Христианство-анти-божественно: вот главный, основной вывод В. Розанова. Но христианство черное, монашеское христианство, верно выражает собою Христа. Отождествив таким образом историческое христианство с обликом Христа, В. Розанов, всюду говоря о первом, говорит этими же словами и о втором. Он негодующе полемизирует с монашеством, с его старопечатными книгами, с его проповедью аскеза, самоограничения, сдавливания. «Неужели оно (духовенство и монашество) решится отрицать или скрывать, что действительно во всех книгах, какие оно дало народу, не содержится ни одного слова, где было бы сказано, что жизнь хороша сама по себе, и что ее нужно удерживать, ею дорожить просто потому, что она есть и как есть; что радость человеческая хороша и достойна, счастье достойно же, и к нему надо стремиться… Ни одного такого слова в целой библиотеке!..» (ibid., стран. 147). Ничего веселого и счастливого их «устав» им не позволяет. Веселое и счастливое-отрицание смерти, забвение гроба. Семья, искусства- украшение жизни. Но и гроб иногда украшается позументами, серебряными ручками. Вот хорошие ландшафты около монастырей и суть такие серебряные ручки около гроба (ibid., стр. 264). Гроб, смерть-идеал и сущность христианства, верно выражающего собою Христа. И если христианство это-божественно, то весь мир, все трепетание жизни-демоничны и прокляты. «Церковь всегда считала Христа-Богом, и eo ipso принуждается считать весь мир, бытие наше, самое рождение, не говоря о науках и искусствах-демоническими, во зле лежащими…» (ibid., стр. 268). Но ведь и наоборот-если мир божественен, если жизнь и цветение ее благословенны, то христианство идет против Бога, и Христос пришел не исполнить, а нарушить Божий завет человеку. «От того великого Солнца, духовного Солнца, которое взошло над человечеством 2.000 лет назад-несутся снопы света… Только это черный свет и около Черного Солнца. Не взглянешь на Него-ничего не поймешь; а взглянешь-поверишь, что Солнце в самом деле черно: и все сразу поймешь, до ниточки, до последнего словца. Этому Черному Солнцу, великой мировой Смерти, метафизике Смерти и поклоняются монахи, по самым одеждам своим именуемые черноризцами…» (ibid., стр. VIII и 205). И если истинный Бог есть мировая Жизнь, то не Врагом ли Бога является мировая Смерть, Черное Солнце? И так как В. Розанов твердо и глубоко верит в сверх-естественность явления и личности Христа, то не удивительны его восклицания и вопросы:
Ответ не трудно угадать. Д. Мережковский, в книге «Не мир, но меч», передает об одном своем разговоре с В. Розановым, когда последний, на категорический вопрос собеседника-«кто же был Христос?» — ответил шепотком, мелко крестясь и нагибаясь к уху Д. Мережковского: «как же вы не понимаете? Христос-ведь это Денница, прости Господи мои прегрешения»…
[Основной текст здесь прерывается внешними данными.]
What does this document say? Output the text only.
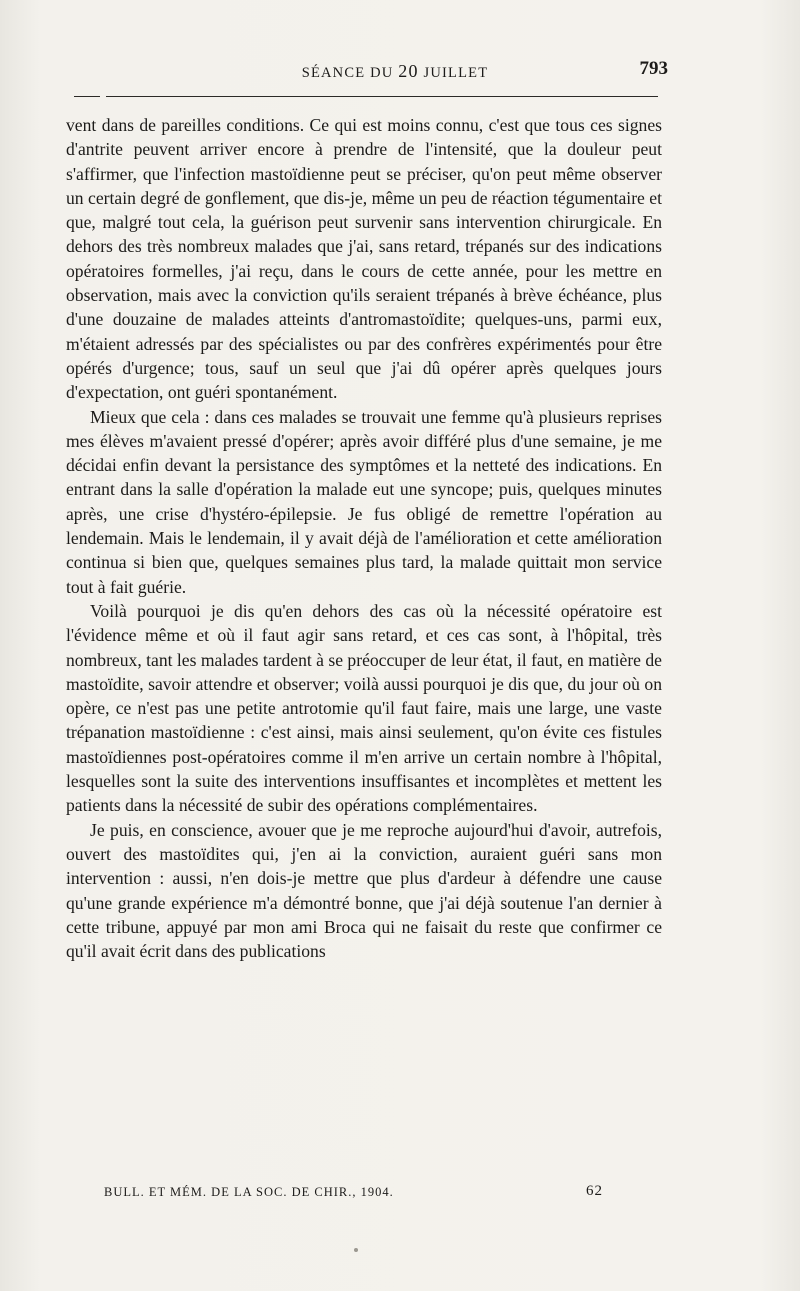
SÉANCE DU 20 JUILLET	793

vent dans de pareilles conditions. Ce qui est moins connu, c'est que tous ces signes d'antrite peuvent arriver encore à prendre de l'intensité, que la douleur peut s'affirmer, que l'infection mastoïdienne peut se préciser, qu'on peut même observer un certain degré de gonflement, que dis-je, même un peu de réaction tégumentaire et que, malgré tout cela, la guérison peut survenir sans intervention chirurgicale. En dehors des très nombreux malades que j'ai, sans retard, trépanés sur des indications opératoires formelles, j'ai reçu, dans le cours de cette année, pour les mettre en observation, mais avec la conviction qu'ils seraient trépanés à brève échéance, plus d'une douzaine de malades atteints d'antromastoïdite; quelques-uns, parmi eux, m'étaient adressés par des spécialistes ou par des confrères expérimentés pour être opérés d'urgence; tous, sauf un seul que j'ai dû opérer après quelques jours d'expectation, ont guéri spontanément.

Mieux que cela : dans ces malades se trouvait une femme qu'à plusieurs reprises mes élèves m'avaient pressé d'opérer; après avoir différé plus d'une semaine, je me décidai enfin devant la persistance des symptômes et la netteté des indications. En entrant dans la salle d'opération la malade eut une syncope; puis, quelques minutes après, une crise d'hystéro-épilepsie. Je fus obligé de remettre l'opération au lendemain. Mais le lendemain, il y avait déjà de l'amélioration et cette amélioration continua si bien que, quelques semaines plus tard, la malade quittait mon service tout à fait guérie.

Voilà pourquoi je dis qu'en dehors des cas où la nécessité opératoire est l'évidence même et où il faut agir sans retard, et ces cas sont, à l'hôpital, très nombreux, tant les malades tardent à se préoccuper de leur état, il faut, en matière de mastoïdite, savoir attendre et observer; voilà aussi pourquoi je dis que, du jour où on opère, ce n'est pas une petite antrotomie qu'il faut faire, mais une large, une vaste trépanation mastoïdienne : c'est ainsi, mais ainsi seulement, qu'on évite ces fistules mastoïdiennes post-opératoires comme il m'en arrive un certain nombre à l'hôpital, lesquelles sont la suite des interventions insuffisantes et incomplètes et mettent les patients dans la nécessité de subir des opérations complémentaires.

Je puis, en conscience, avouer que je me reproche aujourd'hui d'avoir, autrefois, ouvert des mastoïdites qui, j'en ai la conviction, auraient guéri sans mon intervention : aussi, n'en dois-je mettre que plus d'ardeur à défendre une cause qu'une grande expérience m'a démontré bonne, que j'ai déjà soutenue l'an dernier à cette tribune, appuyé par mon ami Broca qui ne faisait du reste que confirmer ce qu'il avait écrit dans des publications

BULL. ET MÉM. DE LA SOC. DE CHIR., 1904.	62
Какой вывод! И какой путь совершил этот когда-то фанатик православия, апологет выродившегося славянофильства! И какой это теперь тяжелый противник для всех своих бывших единомышленников и союзников! Д. Мережковский, наоборот, вполне убежден в свою очередь, что в В. Розанове мы имеем одно из несомненнейших воплощений Чорта, и готов видеть демонизм во всех писаниях юродивого русской литературы… Да, вот подите же: пусть юродивый, но какую труднейшую задачу поставил он перед каждым искренним христианином! Мистику христианину легко справиться с рационалистом-атеистом-настолько же легко, насколько легко и атеисту без труда одолеть мистика: они бьют друг друга, находясь в разных плоскостях, разных измерениях-оттого так и легка кажущаяся победа. Один отрицает все «сверхъестественное», другой презирает все позитивное; один не верит, другой верит. Какие логические аргументы могли когда бы то ни было победить веру или неверие? Но вот мистик-христианин встречается лицом к лицу с В. Розановым, — а встречаются они действительно лицом к лицу, ибо одинакова их мистическая вера, одинаково их презрение к позитивизму, оба они принимают чудо и «сверхестественные силы» в истории. Христос, Евангелие-для В. Розанова явления безусловно не-человеческие, сверхъестественные; он до такой степени верит в это, что ничтоже сумняся принимает даже явно нелепые и давно уже отброшенные серьезным экзегетами аргументы. Так, например, «сверхъестественность» Евангелия он подтверждает между прочим фактом исполнения предсказаний Евангелия о разрушении Иерусалима; тот общеизвестный факт, что первые дошедшие до нас списки Евангелия были составлены уже через несколько веков после разрушения Иерусалима в 70 году-это «предсказание post factum» не смущает В. Розанова. Зачем ему факты? У него есть твердая вера, что Евангелие-«сверхъестественно», что личность Христа-не-человеческая. Но дальше-всякому утверждению христианина В. Розанов противопоставляет свое отрицание. Да, Евангелие «сверхъестественно», но оно не «благая весть», а «злая весть» для человечества; да, личность Христа сверхчеловечна, но не божественна, а анти-божественна.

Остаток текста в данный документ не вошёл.